In late August, DPC submitted comments to the Center for Medicare and Medicaid Services (CMS) on its payment-setting rule for dialysis facilities in 2015. The rule keeps next year’s payments for dialysis level with this year’s, following a mandate from Congress, but makes some changes to the ESRD Quality Incentive Program (“QIP”) that reduces payments to the lowest-performing facilities. Here are highlights of proposed changes along with DPC’s commentary:
Patient Satisfaction Survey Scores To Count Toward QIP Payment Reductions:
For several years now, dialysis facilities have administered the “CAHPS” survey of patient experience to patients. However, under current regulations, dialysis facilities are only required to give the survey; poor results are not held against the facility in determining the payment. If the proposed rule is finalized, survey results would be tabulated and taken into account in determining the QIP penalty.
We surveyed our members on whether results should be counted in the QIP and they overwhelmingly support this policy. Counting the survey results could help to amplify the patients’ voice when giving feedback to facilities.
A Bloodstream Infection Measure for the QIP:
CMS proposes to count facility performance on the National Healthcare Safety Network (NHSN) bloodstream infection measure. As a member of the Centers for Disease Control and Prevention (CDC) Dialysis Bloodstream Infection (BSI) Prevention Collaborative, DPC was pleased to see that facilities participating in the Collaborative’s BSI “intervention package,” which was centered around NHSN reporting and feedback, reduced infection rates by 32 percent. DPC believes that access-related infections are largely within the ability of facilities to keep under control, so we support inclusion of an infection prevention measure in the QIP. At the same time, we hope this will not lead to underreporting and urge CMS to assure everyone is held accountable.
Reinstating an Anemia Management Measure for the QIP.
Previously, facilities were scored on how well they kept hemoglobin levels above a lower limit and how well they kept hemoglobin levels below an upper limit. The lower limit was eliminated after the labeling for Epogen was changed. This was of concern to patient advocates, because concurrent changes in the bundled payment altered the financial incentives to favor under-utilization rather than over-utilization. According to the United States Renal Data System, between the beginning of 2010 and the first six months of 2012, the percentage of hemodialysis patients receiving red blood cell transfusions increased from 2.7-2.9 percent to 3.3-3.8 percent. CMS proposes to monitor the transfusion ratio for each facility and penalize those facilities whose patients are disproportionately requiring transfusions. CMS also proposes to remove the upper limit on hemoglobin levels as it is seldom breached anymore.
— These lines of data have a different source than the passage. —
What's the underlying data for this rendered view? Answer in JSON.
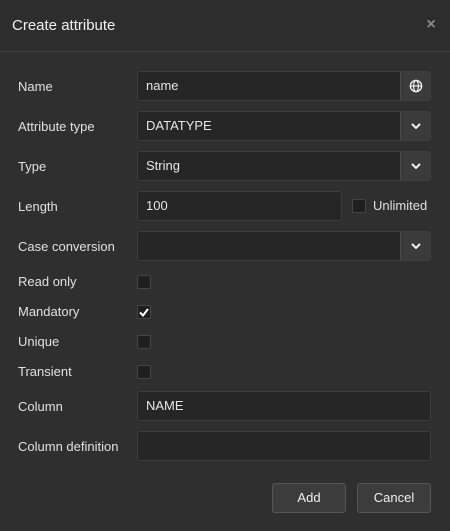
{
  "dialog": {
    "title": "Create attribute",
    "close_glyph": "×"
  },
  "form": {
    "name": {
      "label": "Name",
      "value": "name",
      "button_icon": "globe-icon"
    },
    "attribute_type": {
      "label": "Attribute type",
      "value": "DATATYPE"
    },
    "type": {
      "label": "Type",
      "value": "String"
    },
    "length": {
      "label": "Length",
      "value": "100",
      "unlimited_label": "Unlimited",
      "unlimited_checked": false
    },
    "case_conversion": {
      "label": "Case conversion",
      "value": ""
    },
    "read_only": {
      "label": "Read only",
      "checked": false
    },
    "mandatory": {
      "label": "Mandatory",
      "checked": true
    },
    "unique": {
      "label": "Unique",
      "checked": false
    },
    "transient": {
      "label": "Transient",
      "checked": false
    },
    "column": {
      "label": "Column",
      "value": "NAME"
    },
    "column_definition": {
      "label": "Column definition",
      "value": ""
    }
  },
  "buttons": {
    "add": "Add",
    "cancel": "Cancel"
  },
  "colors": {
    "background": "#2f2f2f",
    "field_bg": "#262626",
    "text": "#e6e6e6"
  }
}
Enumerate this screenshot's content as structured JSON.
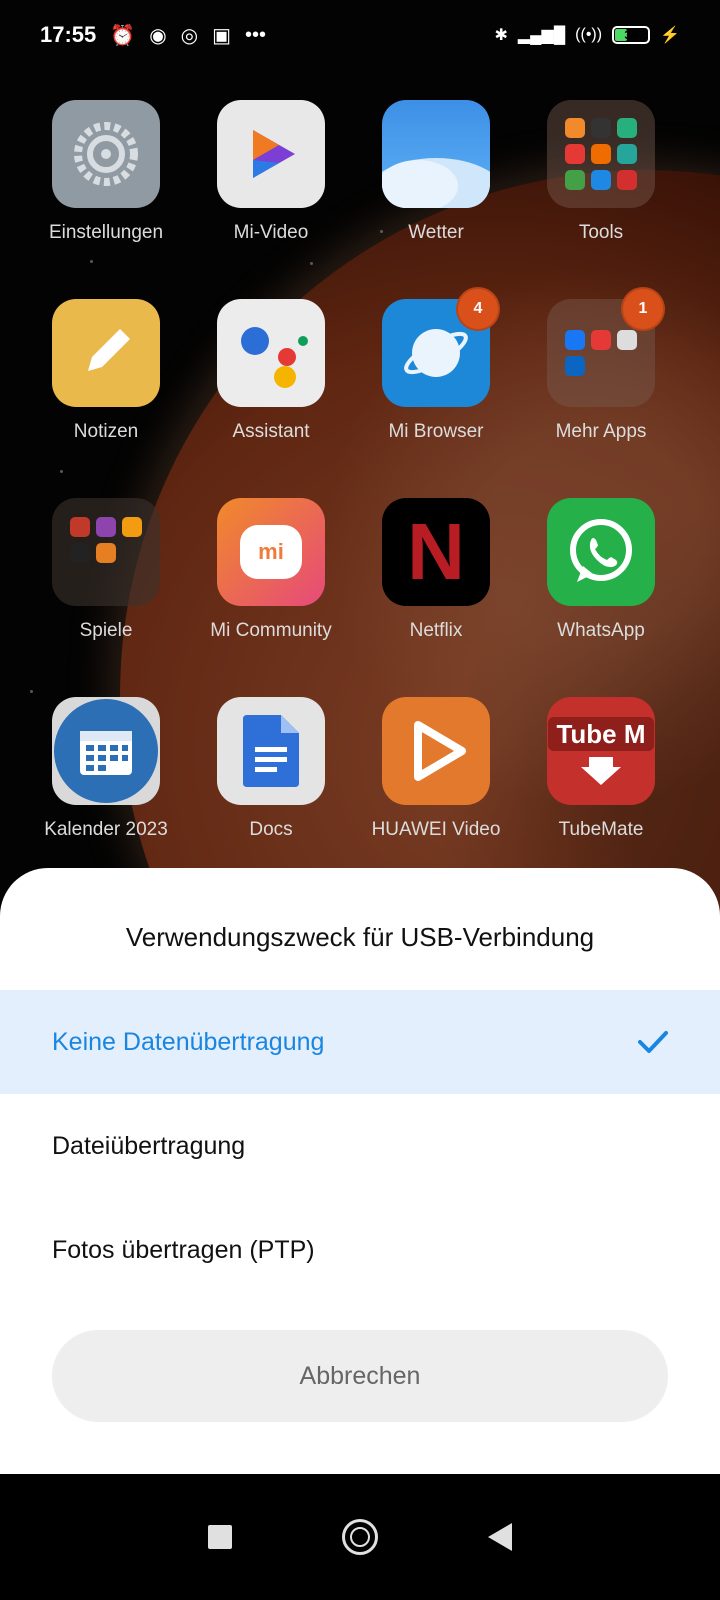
{
  "status_bar": {
    "time": "17:55",
    "battery": "34",
    "icons": [
      "alarm-icon",
      "notification-icon",
      "chrome-icon",
      "instagram-icon",
      "more-icon",
      "bluetooth-icon",
      "signal-icon",
      "wifi-icon",
      "battery-icon",
      "charging-icon"
    ]
  },
  "apps": [
    {
      "label": "Einstellungen",
      "icon": "settings-gear-icon"
    },
    {
      "label": "Mi-Video",
      "icon": "play-icon"
    },
    {
      "label": "Wetter",
      "icon": "weather-cloud-icon"
    },
    {
      "label": "Tools",
      "icon": "folder-icon"
    },
    {
      "label": "Notizen",
      "icon": "pencil-icon"
    },
    {
      "label": "Assistant",
      "icon": "assistant-dots-icon"
    },
    {
      "label": "Mi Browser",
      "icon": "browser-planet-icon",
      "badge": "4"
    },
    {
      "label": "Mehr Apps",
      "icon": "folder-icon",
      "badge": "1"
    },
    {
      "label": "Spiele",
      "icon": "folder-icon"
    },
    {
      "label": "Mi Community",
      "icon": "mi-community-icon",
      "text": "mi"
    },
    {
      "label": "Netflix",
      "icon": "netflix-icon",
      "text": "N"
    },
    {
      "label": "WhatsApp",
      "icon": "whatsapp-icon"
    },
    {
      "label": "Kalender 2023",
      "icon": "calendar-icon"
    },
    {
      "label": "Docs",
      "icon": "docs-icon"
    },
    {
      "label": "HUAWEI Video",
      "icon": "huawei-video-icon"
    },
    {
      "label": "TubeMate",
      "icon": "tubemate-icon",
      "text": "Tube M"
    }
  ],
  "dialog": {
    "title": "Verwendungszweck für USB-Verbindung",
    "options": [
      {
        "label": "Keine Datenübertragung",
        "selected": true
      },
      {
        "label": "Dateiübertragung",
        "selected": false
      },
      {
        "label": "Fotos übertragen (PTP)",
        "selected": false
      }
    ],
    "cancel_label": "Abbrechen",
    "accent_color": "#1a86e0",
    "selected_bg": "#e3effc"
  },
  "nav_bar": {
    "buttons": [
      "recents-icon",
      "home-icon",
      "back-icon"
    ]
  }
}
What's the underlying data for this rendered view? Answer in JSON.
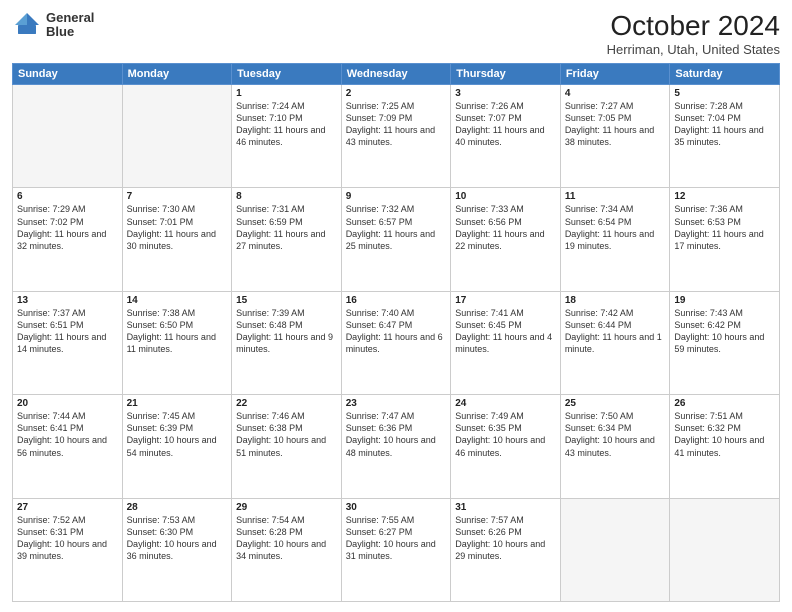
{
  "header": {
    "logo_line1": "General",
    "logo_line2": "Blue",
    "title": "October 2024",
    "subtitle": "Herriman, Utah, United States"
  },
  "columns": [
    "Sunday",
    "Monday",
    "Tuesday",
    "Wednesday",
    "Thursday",
    "Friday",
    "Saturday"
  ],
  "weeks": [
    [
      {
        "day": "",
        "info": ""
      },
      {
        "day": "",
        "info": ""
      },
      {
        "day": "1",
        "info": "Sunrise: 7:24 AM\nSunset: 7:10 PM\nDaylight: 11 hours and 46 minutes."
      },
      {
        "day": "2",
        "info": "Sunrise: 7:25 AM\nSunset: 7:09 PM\nDaylight: 11 hours and 43 minutes."
      },
      {
        "day": "3",
        "info": "Sunrise: 7:26 AM\nSunset: 7:07 PM\nDaylight: 11 hours and 40 minutes."
      },
      {
        "day": "4",
        "info": "Sunrise: 7:27 AM\nSunset: 7:05 PM\nDaylight: 11 hours and 38 minutes."
      },
      {
        "day": "5",
        "info": "Sunrise: 7:28 AM\nSunset: 7:04 PM\nDaylight: 11 hours and 35 minutes."
      }
    ],
    [
      {
        "day": "6",
        "info": "Sunrise: 7:29 AM\nSunset: 7:02 PM\nDaylight: 11 hours and 32 minutes."
      },
      {
        "day": "7",
        "info": "Sunrise: 7:30 AM\nSunset: 7:01 PM\nDaylight: 11 hours and 30 minutes."
      },
      {
        "day": "8",
        "info": "Sunrise: 7:31 AM\nSunset: 6:59 PM\nDaylight: 11 hours and 27 minutes."
      },
      {
        "day": "9",
        "info": "Sunrise: 7:32 AM\nSunset: 6:57 PM\nDaylight: 11 hours and 25 minutes."
      },
      {
        "day": "10",
        "info": "Sunrise: 7:33 AM\nSunset: 6:56 PM\nDaylight: 11 hours and 22 minutes."
      },
      {
        "day": "11",
        "info": "Sunrise: 7:34 AM\nSunset: 6:54 PM\nDaylight: 11 hours and 19 minutes."
      },
      {
        "day": "12",
        "info": "Sunrise: 7:36 AM\nSunset: 6:53 PM\nDaylight: 11 hours and 17 minutes."
      }
    ],
    [
      {
        "day": "13",
        "info": "Sunrise: 7:37 AM\nSunset: 6:51 PM\nDaylight: 11 hours and 14 minutes."
      },
      {
        "day": "14",
        "info": "Sunrise: 7:38 AM\nSunset: 6:50 PM\nDaylight: 11 hours and 11 minutes."
      },
      {
        "day": "15",
        "info": "Sunrise: 7:39 AM\nSunset: 6:48 PM\nDaylight: 11 hours and 9 minutes."
      },
      {
        "day": "16",
        "info": "Sunrise: 7:40 AM\nSunset: 6:47 PM\nDaylight: 11 hours and 6 minutes."
      },
      {
        "day": "17",
        "info": "Sunrise: 7:41 AM\nSunset: 6:45 PM\nDaylight: 11 hours and 4 minutes."
      },
      {
        "day": "18",
        "info": "Sunrise: 7:42 AM\nSunset: 6:44 PM\nDaylight: 11 hours and 1 minute."
      },
      {
        "day": "19",
        "info": "Sunrise: 7:43 AM\nSunset: 6:42 PM\nDaylight: 10 hours and 59 minutes."
      }
    ],
    [
      {
        "day": "20",
        "info": "Sunrise: 7:44 AM\nSunset: 6:41 PM\nDaylight: 10 hours and 56 minutes."
      },
      {
        "day": "21",
        "info": "Sunrise: 7:45 AM\nSunset: 6:39 PM\nDaylight: 10 hours and 54 minutes."
      },
      {
        "day": "22",
        "info": "Sunrise: 7:46 AM\nSunset: 6:38 PM\nDaylight: 10 hours and 51 minutes."
      },
      {
        "day": "23",
        "info": "Sunrise: 7:47 AM\nSunset: 6:36 PM\nDaylight: 10 hours and 48 minutes."
      },
      {
        "day": "24",
        "info": "Sunrise: 7:49 AM\nSunset: 6:35 PM\nDaylight: 10 hours and 46 minutes."
      },
      {
        "day": "25",
        "info": "Sunrise: 7:50 AM\nSunset: 6:34 PM\nDaylight: 10 hours and 43 minutes."
      },
      {
        "day": "26",
        "info": "Sunrise: 7:51 AM\nSunset: 6:32 PM\nDaylight: 10 hours and 41 minutes."
      }
    ],
    [
      {
        "day": "27",
        "info": "Sunrise: 7:52 AM\nSunset: 6:31 PM\nDaylight: 10 hours and 39 minutes."
      },
      {
        "day": "28",
        "info": "Sunrise: 7:53 AM\nSunset: 6:30 PM\nDaylight: 10 hours and 36 minutes."
      },
      {
        "day": "29",
        "info": "Sunrise: 7:54 AM\nSunset: 6:28 PM\nDaylight: 10 hours and 34 minutes."
      },
      {
        "day": "30",
        "info": "Sunrise: 7:55 AM\nSunset: 6:27 PM\nDaylight: 10 hours and 31 minutes."
      },
      {
        "day": "31",
        "info": "Sunrise: 7:57 AM\nSunset: 6:26 PM\nDaylight: 10 hours and 29 minutes."
      },
      {
        "day": "",
        "info": ""
      },
      {
        "day": "",
        "info": ""
      }
    ]
  ]
}
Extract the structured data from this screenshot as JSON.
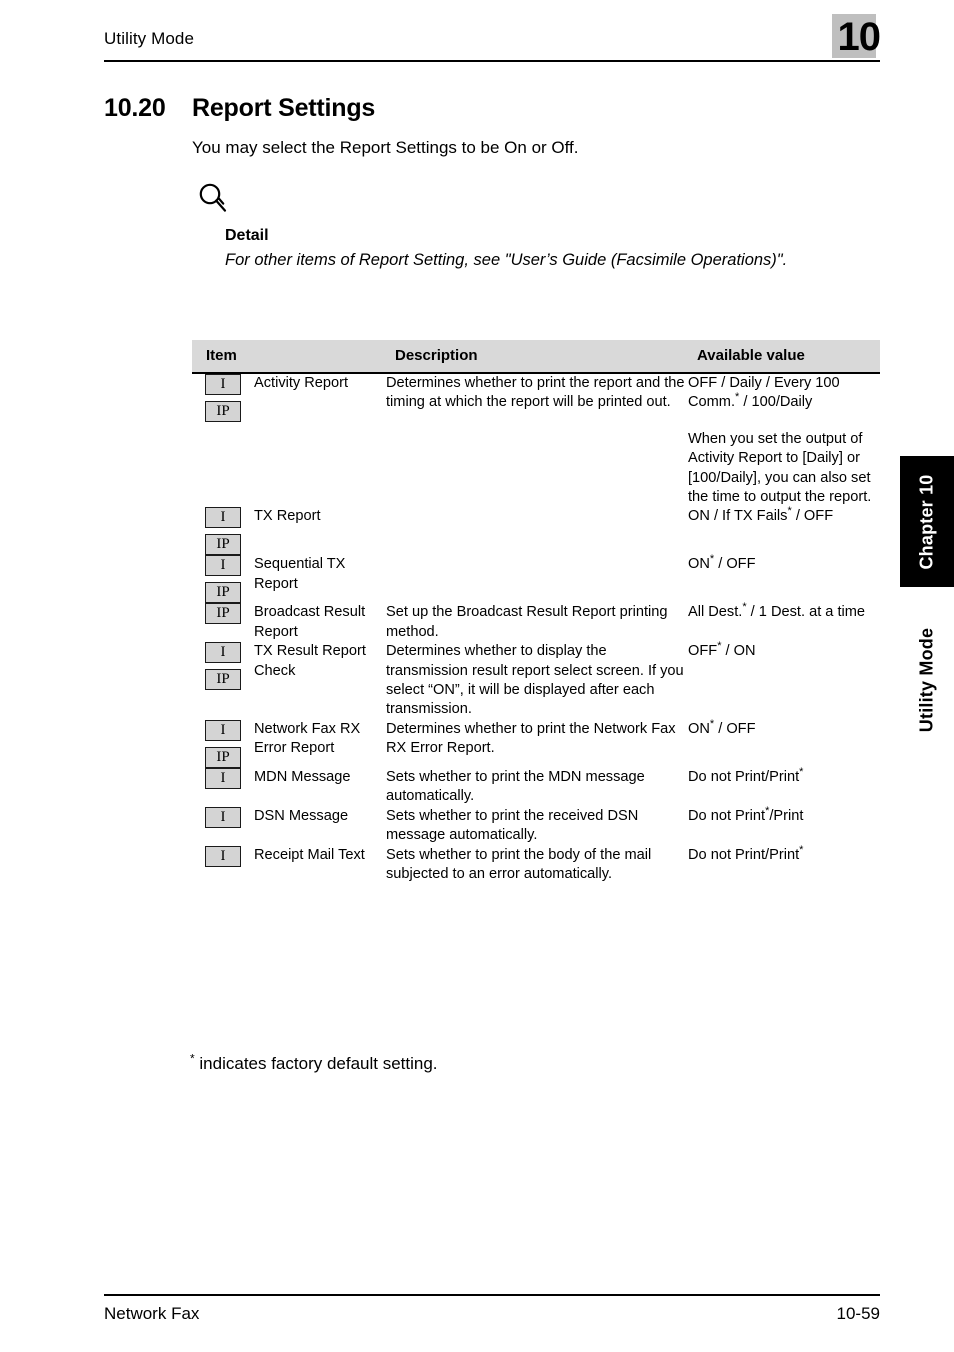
{
  "header": {
    "running_head": "Utility Mode",
    "chapter_number": "10"
  },
  "section": {
    "number": "10.20",
    "title": "Report Settings",
    "intro": "You may select the Report Settings to be On or Off."
  },
  "note": {
    "icon": "magnifier-icon",
    "title": "Detail",
    "text": "For other items of Report Setting, see \"User’s Guide (Facsimile Operations)\"."
  },
  "table": {
    "columns": [
      "Item",
      "Description",
      "Available value"
    ],
    "rows": [
      {
        "badges": [
          "I",
          "IP"
        ],
        "name": "Activity Report",
        "description": "Determines whether to print the report and the timing at which the report will be printed out.",
        "value_1": "OFF / Daily / Every 100 Comm.",
        "value_1_star": "*",
        "value_1_tail": " / 100/Daily",
        "value_2": "When you set the output of Activity Report to [Daily] or [100/Daily], you can also set the time to output the report."
      },
      {
        "badges": [
          "I",
          "IP"
        ],
        "name": "TX Report",
        "description": "",
        "value_1": "ON / If TX Fails",
        "value_1_star": "*",
        "value_1_tail": " / OFF",
        "value_2": ""
      },
      {
        "badges": [
          "I",
          "IP"
        ],
        "name": "Sequential TX Report",
        "description": "",
        "value_1": "ON",
        "value_1_star": "*",
        "value_1_tail": " / OFF",
        "value_2": ""
      },
      {
        "badges": [
          "IP"
        ],
        "name": "Broadcast Result Report",
        "description": "Set up the Broadcast Result Report printing method.",
        "value_1": "All Dest.",
        "value_1_star": "*",
        "value_1_tail": " / 1 Dest. at a time",
        "value_2": ""
      },
      {
        "badges": [
          "I",
          "IP"
        ],
        "name": "TX Result Report Check",
        "description": "Determines whether to display the transmission result report select screen. If you select “ON”, it will be displayed after each transmission.",
        "value_1": "OFF",
        "value_1_star": "*",
        "value_1_tail": " / ON",
        "value_2": ""
      },
      {
        "badges": [
          "I",
          "IP"
        ],
        "name": "Network Fax RX Error Report",
        "description": "Determines whether to print the Network Fax RX Error Report.",
        "value_1": "ON",
        "value_1_star": "*",
        "value_1_tail": " / OFF",
        "value_2": ""
      },
      {
        "badges": [
          "I"
        ],
        "name": "MDN Message",
        "description": "Sets whether to print the MDN message automatically.",
        "value_1": "Do not Print/Print",
        "value_1_star": "*",
        "value_1_tail": "",
        "value_2": ""
      },
      {
        "badges": [
          "I"
        ],
        "name": "DSN Message",
        "description": "Sets whether to print the received DSN message automatically.",
        "value_1": "Do not Print",
        "value_1_star": "*",
        "value_1_tail": "/Print",
        "value_2": ""
      },
      {
        "badges": [
          "I"
        ],
        "name": "Receipt Mail Text",
        "description": "Sets whether to print the body of the mail subjected to an error automatically.",
        "value_1": "Do not Print/Print",
        "value_1_star": "*",
        "value_1_tail": "",
        "value_2": ""
      }
    ]
  },
  "footnote": {
    "star": "*",
    "text": " indicates factory default setting."
  },
  "side_tabs": {
    "chapter": "Chapter 10",
    "section": "Utility Mode"
  },
  "footer": {
    "left": "Network Fax",
    "right": "10-59"
  }
}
DPC believes dialysis facilities should be held responsible through the QIP for ensuring that patients maintain a blood hemoglobin level that produces optimal health outcomes and improved patient quality of life, so we support the new transfusion ratio measure.
Including Hospital Readmissions Rates in the QIP:
A “hospital readmission” occurs when a patient is discharged from the hospital and then comes back to the hospital within 30 days because of the same condition. Historically this has happened to about 20 percent of Medicare patients, but to more than 30 percent of dialysis patients. Current law focuses on penalizing hospitals with the highest rates. Along with the penalty, there have been numerous other activities undertaken to improve patients’ transitions from the hospital back to the community.
The new rule proposes that dialysis facilities will also be penalized for readmissions of their patients. This proposal is controversial for a number of reasons, especially since dialysis facilities have little control over readmissions. For example, facilities do not employ nephrologists, who are the key to preventing patients from bouncing back to the hospital. In addition, about one in seven ESRD patients discharged from the hospital bounce back before their next dialysis appointment.
The main reason DPC opposes this proposal is the disparate impact it would have in disadvantaged regions. The readmission penalty on hospitals has hit hardest in the poorest communities in the U.S., where people are least likely to have the financial resources or other support to help recover from their illnesses. Putting the penalty on dialysis facilities too would further cut reimbursements from the communities that need federal funding the most.
Changes to the Payment Formula that Lower Reimbursements to Rural Facilities:
CMS is proposing to revise the formula it uses to allocate ESRD program dollars among dialysis facilities to account for changes in facilities’ costs: clinics now spend a greater share of their budgets on personnel and a smaller share on drugs. Because personnel costs are higher in urban areas than in rural areas, the new formula will cut payments to rural facilities, even though, since they serve a lower volume of patients, rural facilities frequently operate in the red. DPC urged CMS to develop a strategy to ensure that dialysis patients in rural areas will not have reduced access to care.